OpenAI Growth Miss Sends AI-Infra Stocks Lower

Shares of CoreWeave, SoftBank, Broadcom, AMD, Nvidia and Oracle fell after a report said OpenAI missed user and revenue targets, raising questions about its data-center and compute commitments.

Shares of several companies tied to AI infrastructure fell Tuesday after a report said OpenAI missed internal targets for user growth and revenue. CoreWeave dropped more than 5%, SoftBank fell about 10% in Asian trading, Broadcom lost about 4%, Oracle slid roughly 4%, AMD declined about 3% and Nvidia eased just over 1%. Qualcomm dipped about 0.2% and finished above its weakest level, following news it is working with OpenAI on smartphone chips.

The report said OpenAI did not reach an internal goal of one billion weekly active ChatGPT users by the end of last year and missed predicted ChatGPT revenue targets. OpenAI finance chief Sarah Friar warned colleagues that slower sales could make it harder to fund future compute deals, according to the report.

OpenAI pushed back on claims it was scaling back purchases. Chief executive Sam Altman and Sarah Friar wrote, “We are totally aligned on buying as much compute as we can and working hard on it together every day.” Oracle also defended its role in the partnership. An Oracle spokesperson wrote, “We’re incredibly excited about our partnership with OpenAI and remain focused on building and delivering the capacity they need to support rapidly growing demand,” adding that OpenAI’s new 5.5 model should drive continued momentum.

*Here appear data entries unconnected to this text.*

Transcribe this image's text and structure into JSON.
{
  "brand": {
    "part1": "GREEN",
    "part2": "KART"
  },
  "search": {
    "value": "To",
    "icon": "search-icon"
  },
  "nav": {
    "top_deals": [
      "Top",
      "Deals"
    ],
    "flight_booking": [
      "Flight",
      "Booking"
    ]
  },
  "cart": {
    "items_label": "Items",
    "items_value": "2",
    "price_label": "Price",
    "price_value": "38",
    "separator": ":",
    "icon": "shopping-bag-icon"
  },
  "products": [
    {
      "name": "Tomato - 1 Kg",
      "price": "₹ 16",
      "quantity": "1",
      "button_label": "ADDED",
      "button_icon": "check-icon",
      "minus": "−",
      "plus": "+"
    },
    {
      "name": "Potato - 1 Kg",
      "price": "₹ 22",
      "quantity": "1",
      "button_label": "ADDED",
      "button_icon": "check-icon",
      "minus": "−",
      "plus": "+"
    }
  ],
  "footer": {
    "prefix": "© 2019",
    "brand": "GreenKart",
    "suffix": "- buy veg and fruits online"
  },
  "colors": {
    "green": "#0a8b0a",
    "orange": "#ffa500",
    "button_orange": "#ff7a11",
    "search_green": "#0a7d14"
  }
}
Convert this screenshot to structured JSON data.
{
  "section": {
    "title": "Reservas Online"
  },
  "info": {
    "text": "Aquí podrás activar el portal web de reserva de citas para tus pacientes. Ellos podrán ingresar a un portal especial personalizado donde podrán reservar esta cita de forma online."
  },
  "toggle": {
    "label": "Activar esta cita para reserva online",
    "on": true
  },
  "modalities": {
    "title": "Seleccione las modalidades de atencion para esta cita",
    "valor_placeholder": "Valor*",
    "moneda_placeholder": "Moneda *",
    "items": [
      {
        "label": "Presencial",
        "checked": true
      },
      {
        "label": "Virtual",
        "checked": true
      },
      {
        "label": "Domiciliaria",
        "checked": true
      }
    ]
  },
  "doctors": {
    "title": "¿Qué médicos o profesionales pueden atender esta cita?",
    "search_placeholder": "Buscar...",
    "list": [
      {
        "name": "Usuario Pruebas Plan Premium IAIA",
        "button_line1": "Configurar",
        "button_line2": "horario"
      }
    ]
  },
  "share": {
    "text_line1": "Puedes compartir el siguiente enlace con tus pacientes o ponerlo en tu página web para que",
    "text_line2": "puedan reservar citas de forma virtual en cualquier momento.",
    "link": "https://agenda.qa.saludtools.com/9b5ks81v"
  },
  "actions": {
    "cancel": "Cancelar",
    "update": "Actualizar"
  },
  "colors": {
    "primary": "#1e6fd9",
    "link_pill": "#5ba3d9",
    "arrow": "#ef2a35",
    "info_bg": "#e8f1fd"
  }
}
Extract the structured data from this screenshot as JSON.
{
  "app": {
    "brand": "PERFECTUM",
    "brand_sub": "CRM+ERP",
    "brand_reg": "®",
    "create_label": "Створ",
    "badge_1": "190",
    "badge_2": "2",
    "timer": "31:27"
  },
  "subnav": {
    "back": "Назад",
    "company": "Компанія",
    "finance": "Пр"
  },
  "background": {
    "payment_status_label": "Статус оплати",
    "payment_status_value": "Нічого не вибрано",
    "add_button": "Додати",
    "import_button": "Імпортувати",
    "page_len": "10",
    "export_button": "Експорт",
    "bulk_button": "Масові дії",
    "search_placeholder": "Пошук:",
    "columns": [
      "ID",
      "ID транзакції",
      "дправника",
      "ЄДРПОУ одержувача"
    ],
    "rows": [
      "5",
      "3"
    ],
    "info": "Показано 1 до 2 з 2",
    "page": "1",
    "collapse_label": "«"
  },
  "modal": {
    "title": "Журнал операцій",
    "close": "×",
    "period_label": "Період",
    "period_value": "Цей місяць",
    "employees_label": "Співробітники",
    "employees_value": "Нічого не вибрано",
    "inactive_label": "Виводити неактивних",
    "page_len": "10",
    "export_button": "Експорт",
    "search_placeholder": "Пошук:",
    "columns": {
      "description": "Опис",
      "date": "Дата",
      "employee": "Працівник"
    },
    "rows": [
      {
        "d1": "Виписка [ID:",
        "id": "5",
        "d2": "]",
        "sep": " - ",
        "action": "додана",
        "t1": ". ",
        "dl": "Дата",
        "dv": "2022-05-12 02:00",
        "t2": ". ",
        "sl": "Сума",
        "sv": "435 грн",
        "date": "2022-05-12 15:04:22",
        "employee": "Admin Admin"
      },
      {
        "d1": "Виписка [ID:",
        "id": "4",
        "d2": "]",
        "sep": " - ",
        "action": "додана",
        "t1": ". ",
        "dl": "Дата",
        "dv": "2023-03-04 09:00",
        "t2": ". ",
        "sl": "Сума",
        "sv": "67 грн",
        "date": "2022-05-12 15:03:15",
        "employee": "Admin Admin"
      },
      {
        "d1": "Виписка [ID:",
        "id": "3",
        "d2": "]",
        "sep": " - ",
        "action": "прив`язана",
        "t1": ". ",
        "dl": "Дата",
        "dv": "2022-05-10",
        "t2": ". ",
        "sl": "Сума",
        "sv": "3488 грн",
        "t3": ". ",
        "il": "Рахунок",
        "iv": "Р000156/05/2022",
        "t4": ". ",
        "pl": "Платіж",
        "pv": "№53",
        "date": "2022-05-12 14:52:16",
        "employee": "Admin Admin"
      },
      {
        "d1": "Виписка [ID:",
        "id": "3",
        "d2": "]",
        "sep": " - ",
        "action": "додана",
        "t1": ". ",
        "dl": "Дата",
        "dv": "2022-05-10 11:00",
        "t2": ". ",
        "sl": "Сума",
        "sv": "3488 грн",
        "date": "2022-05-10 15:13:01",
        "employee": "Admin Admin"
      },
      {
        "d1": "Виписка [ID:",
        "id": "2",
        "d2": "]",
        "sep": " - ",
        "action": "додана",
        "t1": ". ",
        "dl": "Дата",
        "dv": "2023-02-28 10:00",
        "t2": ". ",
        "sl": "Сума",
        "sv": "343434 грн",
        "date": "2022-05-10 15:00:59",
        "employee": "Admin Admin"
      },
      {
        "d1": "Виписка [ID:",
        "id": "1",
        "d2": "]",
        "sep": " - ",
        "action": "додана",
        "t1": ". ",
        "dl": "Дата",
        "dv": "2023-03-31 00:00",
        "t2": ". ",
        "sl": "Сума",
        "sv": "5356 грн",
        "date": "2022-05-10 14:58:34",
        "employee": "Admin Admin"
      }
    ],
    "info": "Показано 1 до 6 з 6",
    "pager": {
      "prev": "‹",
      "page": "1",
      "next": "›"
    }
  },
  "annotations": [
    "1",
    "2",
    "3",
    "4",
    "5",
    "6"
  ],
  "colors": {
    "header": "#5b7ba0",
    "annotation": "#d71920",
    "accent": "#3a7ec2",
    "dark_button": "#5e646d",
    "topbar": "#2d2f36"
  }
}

Sources cited in the report estimate OpenAI is tied to roughly $600 billion in future spending commitments for computing. The company has also raised a large funding round this year, reported at $122 billion, and expects to draw heavily on those funds over the next three years. Some of that financing depends on partner arrangements rather than being fully guaranteed cash.

Internal product and cost changes were described in the report. Codex, the coding assistant, has gained users and OpenAI released GPT-5.5, which outperformed several industry benchmarks, according to the report. The company has trimmed projects such as Sora, a video-generation app, as part of cost controls. The report also linked revenue shortfalls in part to competition from growing alternatives, including Google’s Gemini and products from other AI firms.

Traders sold shares of companies that supply chips, networking equipment and cloud capacity after the report, reflecting concern about demand for large, long-term computing deals. CoreWeave, a cloud provider with high leverage tied closely to AI compute demand, was among the largest decliners. SoftBank is one of OpenAI’s largest investors and saw a notable drop in Asian markets.

The market moves followed details in the report about missed growth and revenue targets and comments from OpenAI finance staff about the potential impact on compute funding. Companies involved in compute partnerships with OpenAI issued statements reaffirming their commitments and the strength of their collaborations.